Jaremko entered his freshman year interested in literature and creative writing. That changed with his enrollment in pre-medical science classes.
“I found my science classes and labs to be far more interesting than they had been in high school,” he says. “On top of that, I began doing research with Dr. Joel Dopke, which really helped bring me to the career path I’m currently pursuing.”
Jaremko became involved in research with Dopke during the beginning of his freshmen year and went on to spend the remaining four years doing research in his lab, participating in two separate research programs.
The first was focused on synthesizing, purifying and characterizing organic compounds that would be used to coordinate with certain metal ions. The ultimate goal of this research project was to focus on creating compounds that were structurally or functionally similar to certain metal-containing enzymes found within living organisms.
The second project worked on using microwave synthesis to add amines to boron clusters. Jaremko and Dopke focused on the derivatives of the dodecaborate [B12H12-2 ] cluster and used a new technique that used a Cu-1 catalyst. Much of the project focused on developing the parameters for the technique, attempting to use different amines and purifying and characterizing the resulting compounds.
The research experience that Jaremko gained in his time at Alma College helped him immensely, as research experience is often required for acceptance into master and doctorate programs. His experiences also helped him in numerous other ways.
“One of the main reasons I knew I wanted to pursue a career in research is because I had a chance to experience it,” he says. “Additionally, the research I performed gave me the opportunity to travel to three national conferences. This experience helped me both to develop my ability to present my research and also let me get an idea of how much research is going on and how many opportunities are out there.”
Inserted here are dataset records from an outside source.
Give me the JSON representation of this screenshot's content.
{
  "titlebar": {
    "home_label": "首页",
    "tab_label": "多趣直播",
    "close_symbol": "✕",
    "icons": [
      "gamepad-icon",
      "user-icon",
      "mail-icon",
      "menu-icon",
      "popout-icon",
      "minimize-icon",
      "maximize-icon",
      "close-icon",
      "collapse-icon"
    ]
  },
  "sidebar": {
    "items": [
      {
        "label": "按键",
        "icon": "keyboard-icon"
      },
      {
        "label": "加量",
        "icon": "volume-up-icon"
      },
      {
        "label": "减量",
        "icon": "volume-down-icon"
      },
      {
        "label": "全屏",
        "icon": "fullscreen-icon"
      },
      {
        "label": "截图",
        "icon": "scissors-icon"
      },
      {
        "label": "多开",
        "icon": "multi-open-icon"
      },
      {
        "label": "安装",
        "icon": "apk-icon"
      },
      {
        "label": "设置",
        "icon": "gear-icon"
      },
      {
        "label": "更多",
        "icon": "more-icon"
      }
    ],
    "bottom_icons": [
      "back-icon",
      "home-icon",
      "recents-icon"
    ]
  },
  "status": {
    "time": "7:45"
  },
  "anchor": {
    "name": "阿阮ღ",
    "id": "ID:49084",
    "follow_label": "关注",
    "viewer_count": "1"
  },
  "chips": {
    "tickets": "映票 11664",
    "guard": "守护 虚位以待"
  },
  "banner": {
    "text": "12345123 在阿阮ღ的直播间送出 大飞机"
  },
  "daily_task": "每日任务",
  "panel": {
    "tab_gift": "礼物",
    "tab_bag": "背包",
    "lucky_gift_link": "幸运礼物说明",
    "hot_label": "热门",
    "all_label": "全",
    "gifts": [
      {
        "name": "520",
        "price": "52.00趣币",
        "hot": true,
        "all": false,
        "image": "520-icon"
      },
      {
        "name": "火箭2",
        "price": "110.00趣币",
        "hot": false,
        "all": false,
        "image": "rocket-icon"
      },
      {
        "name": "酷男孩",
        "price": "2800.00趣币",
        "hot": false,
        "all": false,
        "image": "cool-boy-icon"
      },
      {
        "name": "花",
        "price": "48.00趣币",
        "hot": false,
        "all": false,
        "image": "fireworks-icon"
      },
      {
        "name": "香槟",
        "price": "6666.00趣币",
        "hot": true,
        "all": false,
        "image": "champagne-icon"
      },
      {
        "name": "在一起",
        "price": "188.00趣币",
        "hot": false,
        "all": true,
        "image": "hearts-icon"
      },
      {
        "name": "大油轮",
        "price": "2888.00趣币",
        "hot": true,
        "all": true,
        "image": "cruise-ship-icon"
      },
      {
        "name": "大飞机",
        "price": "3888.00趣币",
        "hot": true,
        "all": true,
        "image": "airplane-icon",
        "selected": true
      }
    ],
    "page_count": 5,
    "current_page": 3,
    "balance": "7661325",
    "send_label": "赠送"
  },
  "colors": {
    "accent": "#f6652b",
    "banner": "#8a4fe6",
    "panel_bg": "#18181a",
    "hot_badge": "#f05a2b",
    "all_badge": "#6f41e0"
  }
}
Jaremko is currently part of State University of New York at Buffalo’s Medical Scientist Training Program (MSTP) and will complete the program in 2021 or 2022. After graduating from the program with both a doctorate degree and a medical degree, he plans to complete a residency program and possibly a post-doctoral research position. His ultimate career goal is to secure a position at a large research institute, splitting his time as a physician scientist between clinical work with patients and performing research in the lab.
“It was thanks to the time I spent at Alma College, the classes I took and the professors I met, that I was able to learn the skills and to have the experiences I needed to reach where I am now,” Jaremko says.